John sat at the old kitchen table, tapping his foot, “Hazel, will you hurry? I thought you’d prepared everything earlier. We’re only going over for a Halloween party with the Anderson’s. You’re not baking for the Ritz.”
Hazel’s black eyes flashed, “I know, but these skull cookies must look good. Sandy wanted them as the centrepiece. I don’t want people to think I’m slapdash.”
John snorted, “You, slapdash, never. Everyone knows how much effort you put into your baking. I mean, how could you win the trophy for baking at the agricultural show if you were not the best! But time is marching on. There is a pea-souper fog swirling out there, perfect to lend the right ambience to this do, don’t you think?”
Hazel was carefully packing her baking into a deep biscuit tin, “Yes, great for ambience but not for travelling. I’m glad we’re close enough to walk. I’ve put the cookies into this container, so they don’t risk getting damp. How do you think the other guests will manage driving up the hill in this weather?”
“Shouldn’t be a problem, Len said he had hung lanterns on stands along the road.” By now, John was squatting in front of his “wine store.” In reality, it was just a fold-up wine rack. The choice should not be too difficult. There were only spaces for half a dozen bottles. “Do you think I should take red or white wine?”
“Red, of course, if any gets spilt, it will look like blood, have to keep in the spirit of the thing.”
In the old hallway of the farmhouse, they shrugged into their coats and outdoor walking shoes. John placed his bottle and Hazel’s cookie container in a large old basket.
Within a few steps of leaving the house, the fog had swallowed them up. Fearing they might lose each other as the visibility was only inches, John insisted on holding hands. They set off down the familiar pathway. Now it felt eerie, none of the usual landmarks were visible. Hazel felt scared. What if they wandered off the path? What if they got lost?
Then the rational part of her mind clicked in. She told herself to stop being silly. She had walked this path for so many years as well as the shortcut through to the Anderson’s. Her son and daughter and Sandy’s two children were all about the same age. She always knew if they weren’t visible in her garden, they would be over the way.
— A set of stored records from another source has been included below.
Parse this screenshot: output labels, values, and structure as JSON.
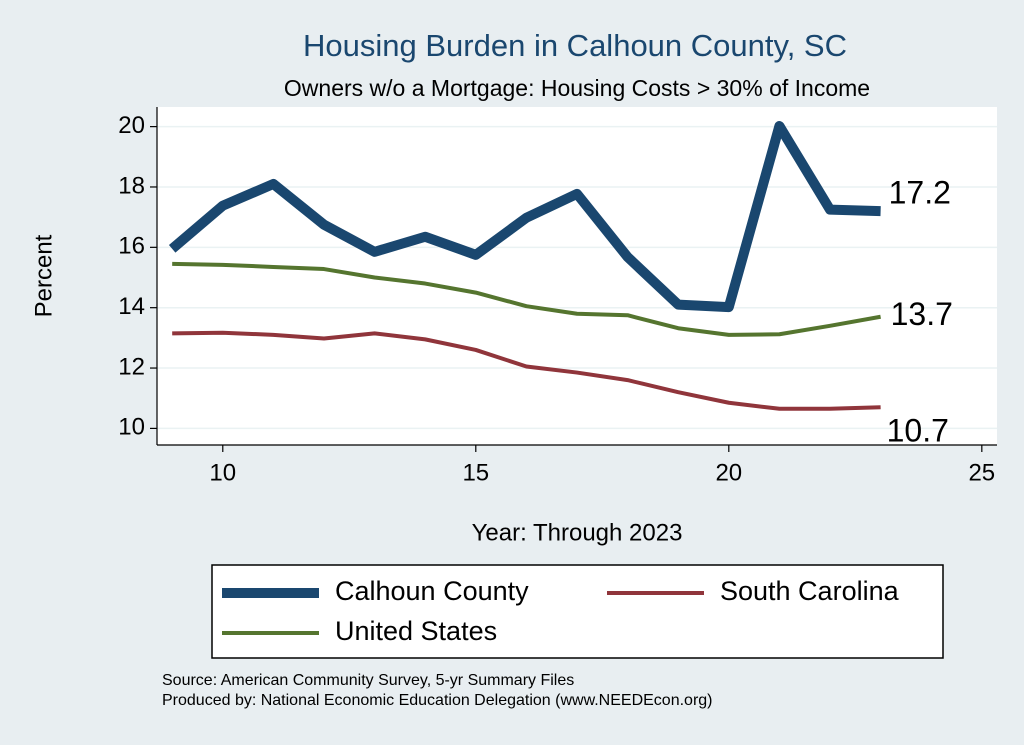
{
  "chart_data": {
    "type": "line",
    "title": "Housing Burden in Calhoun County, SC",
    "subtitle": "Owners w/o a Mortgage: Housing Costs > 30% of Income",
    "x_label": "Year: Through 2023",
    "y_label": "Percent",
    "x": [
      9,
      10,
      11,
      12,
      13,
      14,
      15,
      16,
      17,
      18,
      19,
      20,
      21,
      22,
      23
    ],
    "series": [
      {
        "name": "Calhoun County",
        "color": "#1a476f",
        "values": [
          15.95,
          17.38,
          18.1,
          16.75,
          15.85,
          16.35,
          15.75,
          16.98,
          17.77,
          15.68,
          14.1,
          14.02,
          20.02,
          17.25,
          17.2
        ]
      },
      {
        "name": "South Carolina",
        "color": "#90353b",
        "values": [
          13.15,
          13.17,
          13.1,
          12.98,
          13.15,
          12.95,
          12.6,
          12.05,
          11.85,
          11.6,
          11.2,
          10.85,
          10.65,
          10.65,
          10.7
        ]
      },
      {
        "name": "United States",
        "color": "#55752f",
        "values": [
          15.45,
          15.42,
          15.35,
          15.28,
          15.0,
          14.8,
          14.5,
          14.05,
          13.8,
          13.75,
          13.32,
          13.1,
          13.12,
          13.4,
          13.7
        ]
      }
    ],
    "xlim": [
      8.7,
      25.3
    ],
    "ylim": [
      9.45,
      20.65
    ],
    "xticks": [
      10,
      15,
      20,
      25
    ],
    "yticks": [
      10,
      12,
      14,
      16,
      18,
      20
    ],
    "grid": true,
    "notes": [
      "Source: American Community Survey, 5-yr Summary Files",
      "Produced by: National Economic Education Delegation (www.NEEDEcon.org)"
    ]
  }
}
Now, of course, all the children were adults. Shaun was working as an electronics engineer in the States. He had gone there after university, married there and had kids of his own. He had lived there so long he was more American than English. Paula had stayed here but was an academic at Cambridge. She rarely made an effort to come home, which was strange since she never married and had most weekends free. She shook her head, enough thinking about the past. They were going to a party. She needed to be light and happy.
The pair of them safely negotiated the paths and scrunched up to the front door. It looked a little different, “They have gone to a lot of trouble, I’m sure that’s a new front door and the path is new gravel,” grunted John.
“Well, new door or not, ring the bell I don’t like standing out here in the fog.”
John reached out to ring the bell, but the door opened before he managed.
A stranger stood looking at them, surprised, “Good evening, can I help you?”
Taken aback, John gazed at the man. He did not recognise him. “Er, we’ve come to the party.”
Now the man in the doorway looked hard at them, “Who are you? What party are you talking about?”
It was John’s turn to look affronted, “Why the Andersons’ one of course. I’m sorry we’re a few minutes late. We just walked over from our place, but this fog made us walk slower.”
The man in the doorway looked strangely at them, then indicated for them to enter, “What time did you leave your house?”
John thought for a moment, “Well, we should have been here at eight o’clock.” He glanced down at his watch, “good heavens, it’s taken us twenty minutes to get here!”
“No, sir, it’s taken you years. Mrs Anderson moved out after the tragic death of her husband. Now you mention a party the date of the accident was Halloween ten years ago. Mr Anderson died when a car hit him and two other people. I understand there was terrible weather then too.”
This news shocked Hazel who shivered so badly it was difficult to get the words out, “You’re saying Sandy and Len aren’t here? But I was speaking to Sandy only half an hour ago.”
The man nodded, “Maybe half an hour ago plus ten years. You looked shocked. Come in and let me get you a drink.”
A slim brown-haired woman came in at that moment, “Vic, who was at the door I heard you talking.”
Then she saw the couple standing in the centre of the room looking lost. They wore old fashioned clothes, and the woman looked shattered.
“I don’t think they need a drink. Better have a hot cup of sweet tea. Please sit, make yourselves at home while I sort things out in the kitchen.”
Later, Vic and Trish waved their unexpected guests off. They could see the lights on in the house next door and two people heading that way.
Vic looked puzzled, “What do you think is going on here? That house has been empty for years, then suddenly people emerge out of the mist and the house looks like a ship with all those lights on. I’m going to explore there in the morning.”
The next day the only evidence Vic found was the traces of two pairs of shoes leading up to the front door, but no other signs of habitation.